Equally profound are the effects of size on the socio-economic and political institutions of islands. A population of fewer than 10,000 within a 93 square km area leads to a peculiar brand of politics characterized by "intense face-to-face personalism and kinship ties that reduce objective decision-making, inhibit confronting serious (polarizing) issues, and reinforce the status quo" (McElroy et. al., 1987). Leaders often wear many hats and travel in convergent professional and social circles. Bureaucracies become disproportionately large. Boom-bust cycles spawn parallel cycles of emigration and immigration. The Caribbean islands have a long history of inter-island migration and Nevis is no exception. Well educated, ambitious Nevisians continue to emigrate to the United States, Canada and Great Britain and send money and consumer goods back to relatives on Nevis.
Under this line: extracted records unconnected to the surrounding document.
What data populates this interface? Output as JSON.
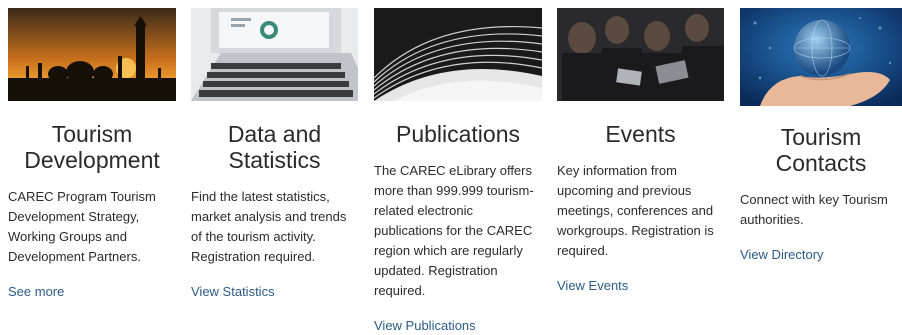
{
  "cards": [
    {
      "title": "Tourism Development",
      "desc": "CAREC Program Tourism Development Strategy, Working Groups and Development Partners.",
      "link": "See more",
      "image": "mosque-sunset-image"
    },
    {
      "title": "Data and Statistics",
      "desc": "Find the latest statistics, market analysis and trends of the tourism activity. Registration required.",
      "link": "View Statistics",
      "image": "laptop-charts-image"
    },
    {
      "title": "Publications",
      "desc": "The CAREC eLibrary offers more than 999.999 tourism-related electronic publications for the CAREC region which are regularly updated. Registration required.",
      "link": "View Publications",
      "image": "book-pages-image"
    },
    {
      "title": "Events",
      "desc": "Key information from upcoming and previous meetings, conferences and workgroups. Registration is required.",
      "link": "View Events",
      "image": "conference-audience-image"
    },
    {
      "title": "Tourism Contacts",
      "desc": "Connect with key Tourism authorities.",
      "link": "View Directory",
      "image": "globe-in-hand-image"
    }
  ]
}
These remittances constitute a major portion of the island's economy, but their exact contribution is next to impossible to quantify. Construction and farm laborers from other Caribbean islands immigrate and fill jobs on Nevis creating cultural tensions.

Figure 1. Nevis, the smaller of the two islands that constitute the Federation of St. Kitts-Nevis.

The CEP project confirmed many of these previously held beliefs about the social, political and environmental milieu of islands in general, and Nevis in particular. It also served to point out discrepancies between the accepted opinions and recommendations of consultants and realities on Nevis. For example, consultants recommended that Nevis operate one sanitary landfill, but the topography of the island limits transportation to a ring road encircling the central peak. Safety and logistical problems probably make two or three small facilities a better option. Similarly, several agricultural assessments of Nevis identify land tenure as a major constraint when in fact an extremely high proportion of the population owns enough land to provide for their family, but not enough for commercial production. The CEP also identified gaps in government record keeping such as biocide imports, the amount of charcoal produced from the forests, and basic health statistics. Other environmental factors such as the amount of waste oil improperly disposed of from the two generator plants (3,000 gallons a year) were quantified for the first time.

Islands may have simple, undisputed borders, but patterns of social interaction, institutional structure and resource dependence are very complex. Natural resource managers must be sensitive to these patterns and to the ways in which they differ from continental societies. Incremental changes can have an exaggerated effect on the social and natural environments of small islands. Fortunately, local NGOs are forming throughout the Caribbean, with the support of active regional groups like IRF, and are working towards positive changes in the quality of life and the quality of the environment for Caribbean islanders.

Literature Cited

Towle, Edward L. 1985. The Island Microcosm. Prepared under contract for U.S. National Park Service/International Affairs Branch, in cooperation with USAID.

McElroy, Jerome L., Klaus de Albuquerque and Edward L. Towle. 1987. Old Problems and New Directions for Planning Sustainable Development in Small Islands. Ekistics 323/324: 93-100.

Citation of Original Article

Kellogg, Erin. 1991. Nevis, An Island Microcosm: The Unique Environmental Concerns of Small Islands. TRI News 10, 14–17.